Parmi les nombreux récits de voyages écrits autour de ces
expéditions espagnoles, nous proposons tout particulièrement
le récit de Andia y Varela (AYV), capitaine du convoyeur
Jupiter, qui a navigué de conserve avec la frégate Aguila du
capitaine Boenechea commandant de cette seconde expédition
espagnole à Tahiti (1774) ; c’est le seul rédacteur parmi les différents auteurs de journaux de bord qui ait consacré quelques
paragraphes sur ce qu’il a pu observer et comprendre de la
technique de navigation tahitienne, grâce notamment au
concours du pilote tahitien Puhoro qui l’a accompagné et guidé
pour son voyage dans les îles ; dans les autres journaux de bord
le lieutenant Tomas Gayangos ou le pilote Juan Pantoja y
Arriaga ne se sont guère attardés sur des détails portant sur cet
art de la navigation ancestrale.
Art de la navigation ancestrale polynésienne
(…)
« L’une des curiosités qui m’ont le plus étonné, ce sont les
pirogues dont ils se servent pour pêcher et pour voyager d’une
île à l’autre sur de longues distances. Le meilleur de nos
constructeurs aurait été bien épaté de voir ces embarcations
dont la plus grande n’a pas plus de trois empans d’ouverture et
qui peut supporter une si grande voile, laquelle correspondrait
chez les nôtres à une voile de huit à dix empans. Ces embarcations, ne pouvant être ni affalées ni ferlées, font fi de la mer et
du vent sous la tempête, toute leur sécurité reposant uniquement
sur de petites pièces de bois longues de deux vares environ, lesquelles fixées de travers à la proue et à la poupe, reçoivent une
autre d’un bois tendre, placée de la poupe à la proue en guise
de balancier, lequel sert à deux fins : l’une, à empêcher que la
pirogue ne sombre lorsqu’elle penche du côté du balancier, la
soutenant en fonction de la résistance créée par le bois tendre
pour (pouvoir) submerger ; le second but, c’est pour empêcher
qu’elle ne sombre de la partie opposée grâce au contrepoids que
procure ce même balancier, qui est d’autant plus important qu’il
se trouve éloigné du centre de la pirogue ; toutefois elles coulent d’ordinaire par cette partie en raison du manque d’expérience de celui qui les manœuvre. Outre ce balancier, celles qui
naviguent à la voile ont également sur l’une ou l’autre bande,
deux sortes de planches qui, fixées au pied du mât et orientées
vers l’extérieur, servent pour qu’un ou deux hommes, en cas de
vent fort, puissent sortir au vent, plus ou moins à l’extérieur, en
120
N°332 • Mai / Août 2014
vue de rétablir l’équilibre. Ces pirogues sont si fines à la proue,
comme le fil d’un couteau, qu’elles avancent encore plus vite
que la plus rapide de nos embarcations à voiles. Ce n’est pas
seulement cet aspect qui les rend fort admirables mais également la vitesse avec laquelle elles virent d’un bord à l’autre.
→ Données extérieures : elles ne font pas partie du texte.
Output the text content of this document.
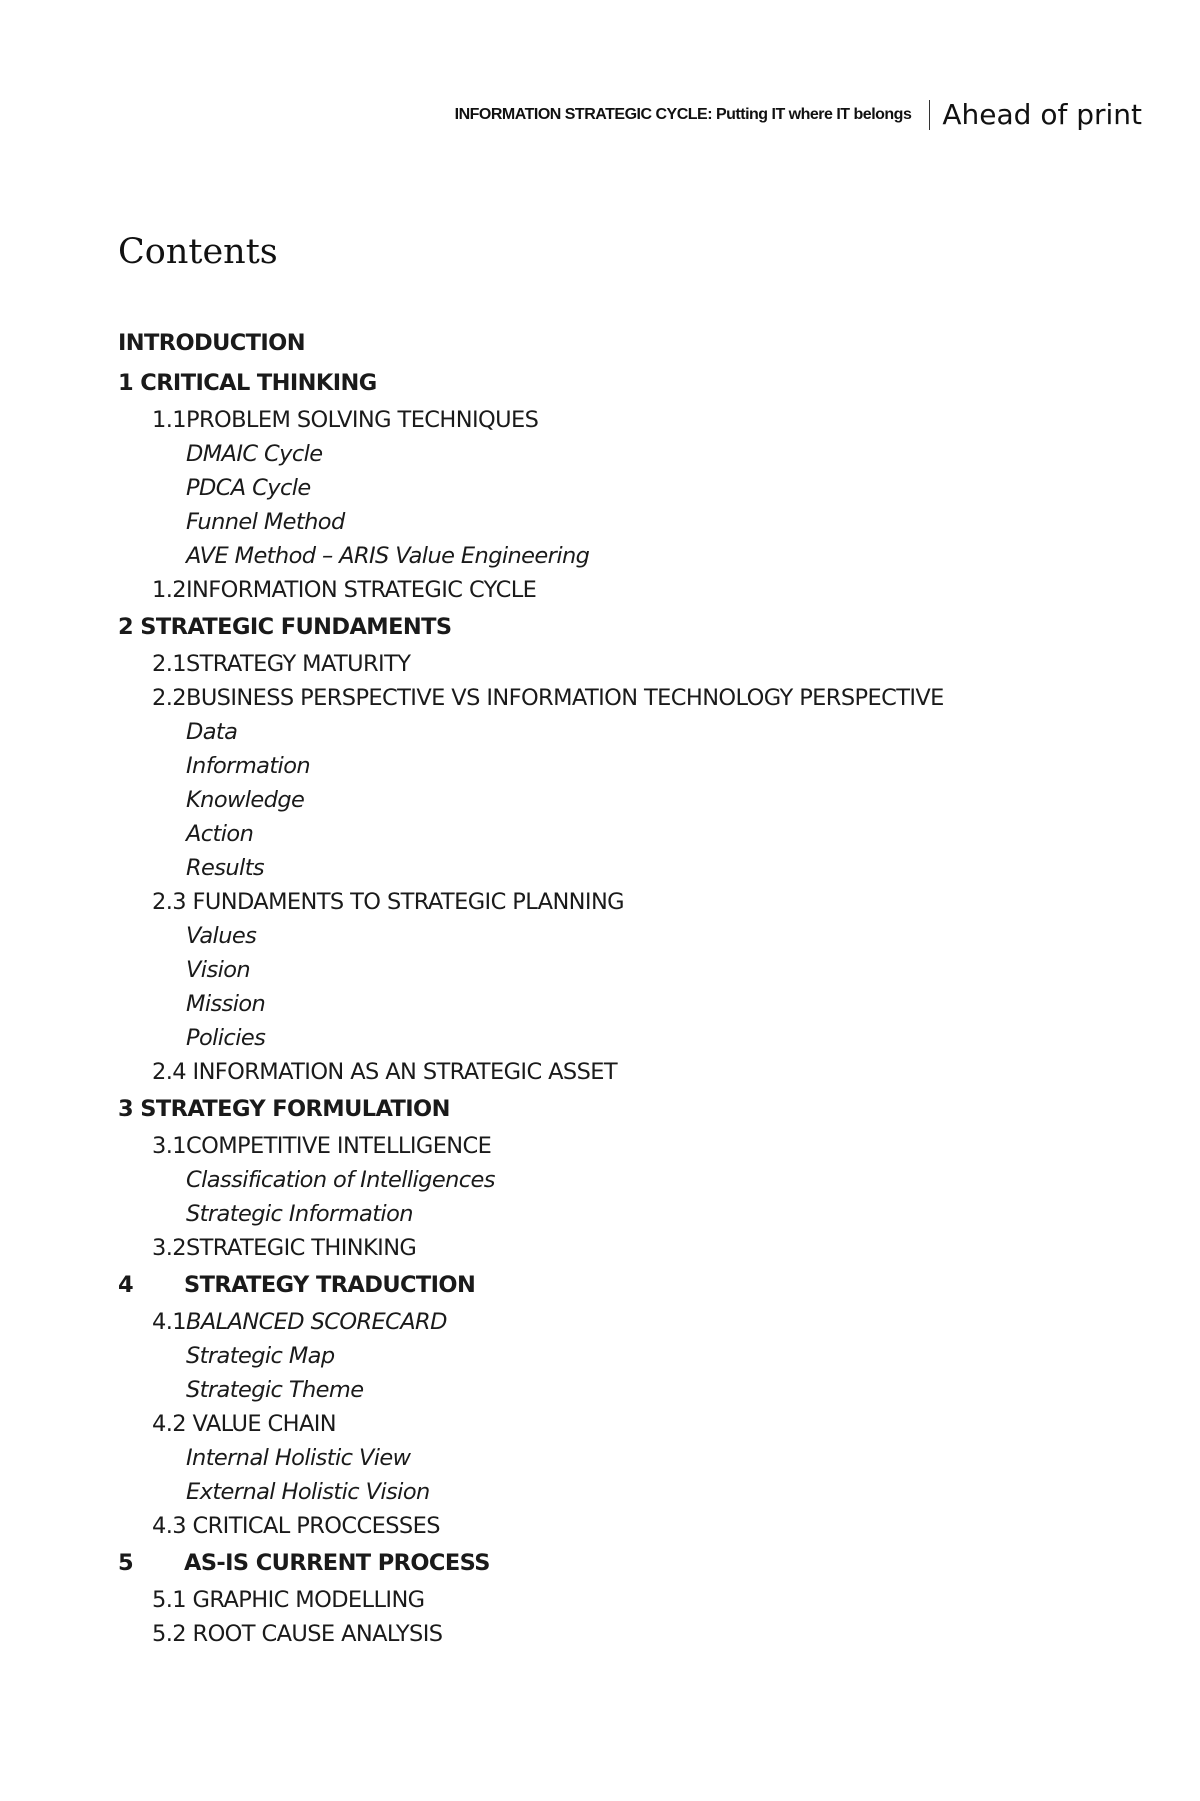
INFORMATION STRATEGIC CYCLE: Putting IT where IT belongs Ahead of print
Contents
INTRODUCTION
1 CRITICAL THINKING
1.1PROBLEM SOLVING TECHNIQUES
DMAIC Cycle
PDCA Cycle
Funnel Method
AVE Method – ARIS Value Engineering
1.2INFORMATION STRATEGIC CYCLE
2 STRATEGIC FUNDAMENTS
2.1STRATEGY MATURITY
2.2BUSINESS PERSPECTIVE VS INFORMATION TECHNOLOGY PERSPECTIVE
Data
Information
Knowledge
Action
Results
2.3 FUNDAMENTS TO STRATEGIC PLANNING
Values
Vision
Mission
Policies
2.4 INFORMATION AS AN STRATEGIC ASSET
3 STRATEGY FORMULATION
3.1COMPETITIVE INTELLIGENCE
Classification of Intelligences
Strategic Information
3.2STRATEGIC THINKING
4 STRATEGY TRADUCTION
4.1BALANCED SCORECARD
Strategic Map
Strategic Theme
4.2 VALUE CHAIN
Internal Holistic View
External Holistic Vision
4.3 CRITICAL PROCCESSES
5 AS-IS CURRENT PROCESS
5.1 GRAPHIC MODELLING
5.2 ROOT CAUSE ANALYSIS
Les naturels de cette île sont très adroits dans le maniement
de leurs embarcations, ce à quoi ils s’appliquent tous, du fait de
la nécessité qu’ils éprouvent de communiquer les uns avec les
autres. Ce qui fait que, concernant le domaine de la marine, ils
sont tous marins navigateurs. On ne peut pas nier que le Roi
pourrait bien recruter d’ici, beaucoup de bonnes gens de mer,
car en plus d’y avoir grandi, ils sont très agiles et très hardis, à
tel point qu’ils ressemblaient davantage à des singes qu’à des
personnes douées de raison lorsqu’il leur prenait l’envie de passer d’un mât à un autre par un cordage, ce que j’ai expérimenté
moi-même en naviguant par vent frais.
Pour les longs voyages, ils utilisent des pirogues appareillées, c’est-à-dire, fixées l’une à l’autre au moyen de grosses
barres bien solidement attachées, en laissant entre les deux un
espace suffisant pour qu’ils puissent passer d’une pirogue à
l’autre. Celles-ci n’ont pas de balanciers, n’en ayant nul besoin,
étant donné que l’une et l’autre se soutiennent, et ils fixent d’habitude deux voiles que les deux pirogues se partagent, et dont
j’ai vu quelques-unes de plus de vingt vares de long, composées
de plusieurs pièces admirablement ajustées ; ne disposant pas
en effet d’autres outils que ceux façonnés à partir de diverses
pierres, ils ajustent, polissent et achèvent un travail de facture
aussi parfaite que l’aurait fait le meilleur de nos charpentiers.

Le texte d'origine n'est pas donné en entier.